THE PROPERTY OF A LADY OF TITLE
Above all, Heda is interested in the effects of refracted and reflected light. In this picture reflections of a single window to the left and behind the viewer appear twice in the wineglass to the left and three times in both the roemer in the centre the overturned silver beaker, as well as on the rims of the plates and on the olives. In the roemer the window’s reflection is seen firstly on the outside of the green glass bowl, then again on the surface of the wine extending up the inside of the bowl opposite, and finally in the lower part of the bowl where the light has passed through the wine, and taken from it a stronger greenish hue. Further reflections from the window are seen on the points of the prunts on the base of the roemer. On the overturned beaker, the window is seen at the right reflected in the inside rim, on the side of the vessel where the light is dispersed by the engraving on the silver, an optical effect akin to a cataract, and near the base, where the light from the window has passed through the wine glass, and its colour is modified accordingly. Merely to describe one aspect of the lighting within this work is a difficult task, and points to the extreme complexity of construction of what is on the face of it a very pared-down, muted and simple composition. To do so does however cast light on the extraordinary talent of this remarkable and pioneering painter when he was still in his twenties.

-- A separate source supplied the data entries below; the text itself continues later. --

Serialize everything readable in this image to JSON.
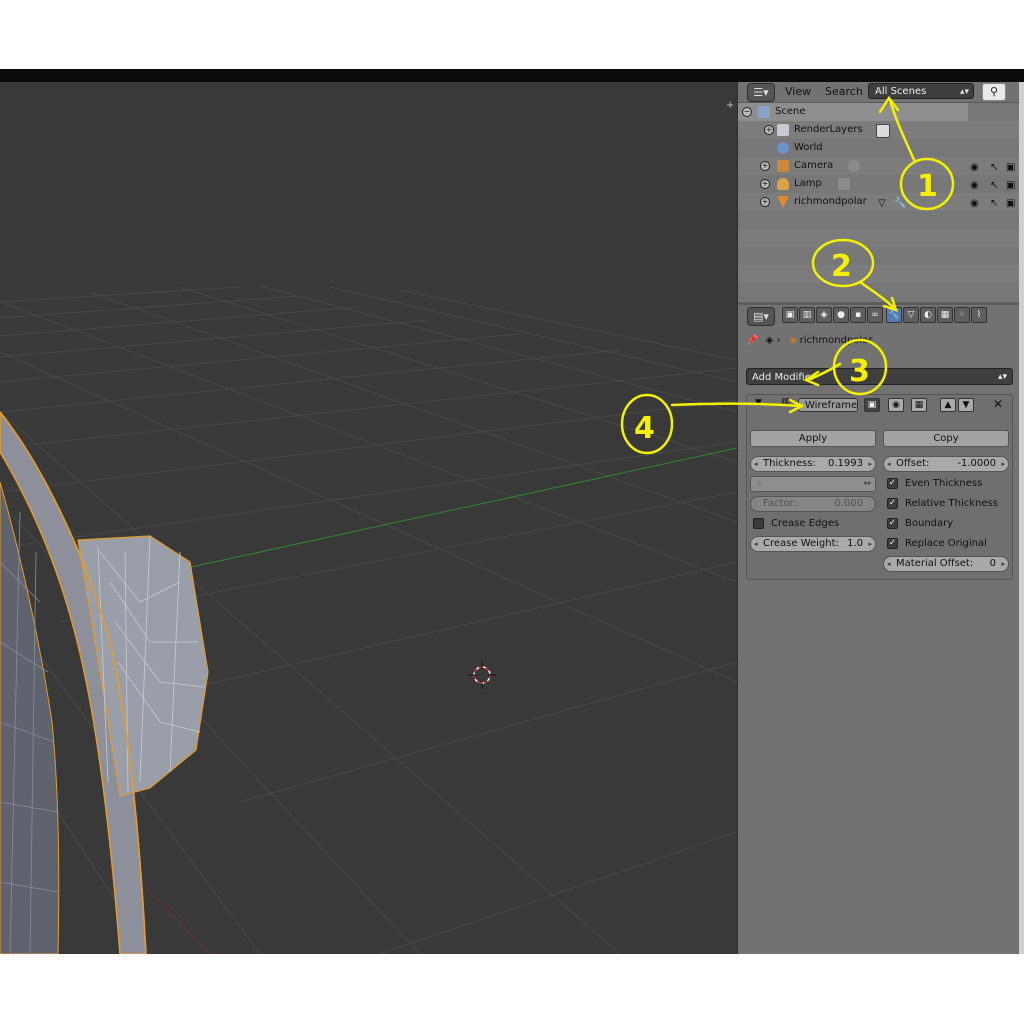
{
  "outliner": {
    "menus": {
      "view": "View",
      "search": "Search"
    },
    "scene_filter": "All Scenes",
    "rows": [
      {
        "label": "Scene"
      },
      {
        "label": "RenderLayers"
      },
      {
        "label": "World"
      },
      {
        "label": "Camera"
      },
      {
        "label": "Lamp"
      },
      {
        "label": "richmondpolar"
      }
    ]
  },
  "properties": {
    "breadcrumb": "richmondpolar",
    "add_modifier": "Add Modifier",
    "modifier": {
      "name": "Wireframe",
      "apply_label": "Apply",
      "copy_label": "Copy",
      "thickness": {
        "label": "Thickness:",
        "value": "0.1993"
      },
      "offset": {
        "label": "Offset:",
        "value": "-1.0000"
      },
      "factor": {
        "label": "Factor:",
        "value": "0.000"
      },
      "crease_weight": {
        "label": "Crease Weight:",
        "value": "1.0"
      },
      "material_offset": {
        "label": "Material Offset:",
        "value": "0"
      },
      "checkboxes": {
        "even_thickness": {
          "label": "Even Thickness",
          "checked": true
        },
        "relative_thickness": {
          "label": "Relative Thickness",
          "checked": true
        },
        "boundary": {
          "label": "Boundary",
          "checked": true
        },
        "replace_original": {
          "label": "Replace Original",
          "checked": true
        },
        "crease_edges": {
          "label": "Crease Edges",
          "checked": false
        }
      }
    }
  },
  "annotations": {
    "a1": "1",
    "a2": "2",
    "a3": "3",
    "a4": "4",
    "color": "#f5f000"
  },
  "colors": {
    "viewport_bg": "#393939",
    "panel_bg": "#727272",
    "selection_orange": "#e59a2c",
    "active_tab": "#5679b8"
  }
}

Heda’s earliest dated painting is from 1625, and it was not until 1630 that we find dated pictures in any number, so works such as this one are early works, at least in terms of his long career. They are however unquestionably the summit of his achievement. Certain other works painted around 1633 share closely similar characteristics with the present one. The best example is a painting of 1632 in the Wallraf-Richartz-Museum, Cologne, which has most of the same elements, but is even simpler in its composition.1 A roemer (with a different style of prunted stem) also has multiple reflections of a window, as does an identical overturned silver beaker, but in this work from just a year earlier, Heda has not attempted to show the light coloured by the green of the wine and the glass of the roemer on the silver surface of the vessel, which consequently appears slightly flaccid. By 1635, very soon after the present picture, Heda’s compositions start to grow in complexity, and he develops interests in textures of non-reflecting surfaces.2 Later on, his still lifes become much more complex in their composition, and while he remained a painter of great skill into the 1650s, these later works lack the intensity of his prima maniera.
1 See N.R.A. Vroom, A Modest Message as intimated by the painters of the `Monochrome Banketje’, Schiedam 1980, vol. 1, p. 69, reproduced fig. 83, vol. 2, p. 67, no. 333.
2 See for example the work of 1635 in the Alte Pinakothek, Munich, which includes similar Roemer and the same upturned silver beaker as the present picture; see Vroom, op. cit., vol. 1, p. 70, reproduced fig. 86, vol. 2, p. 69, no. 348.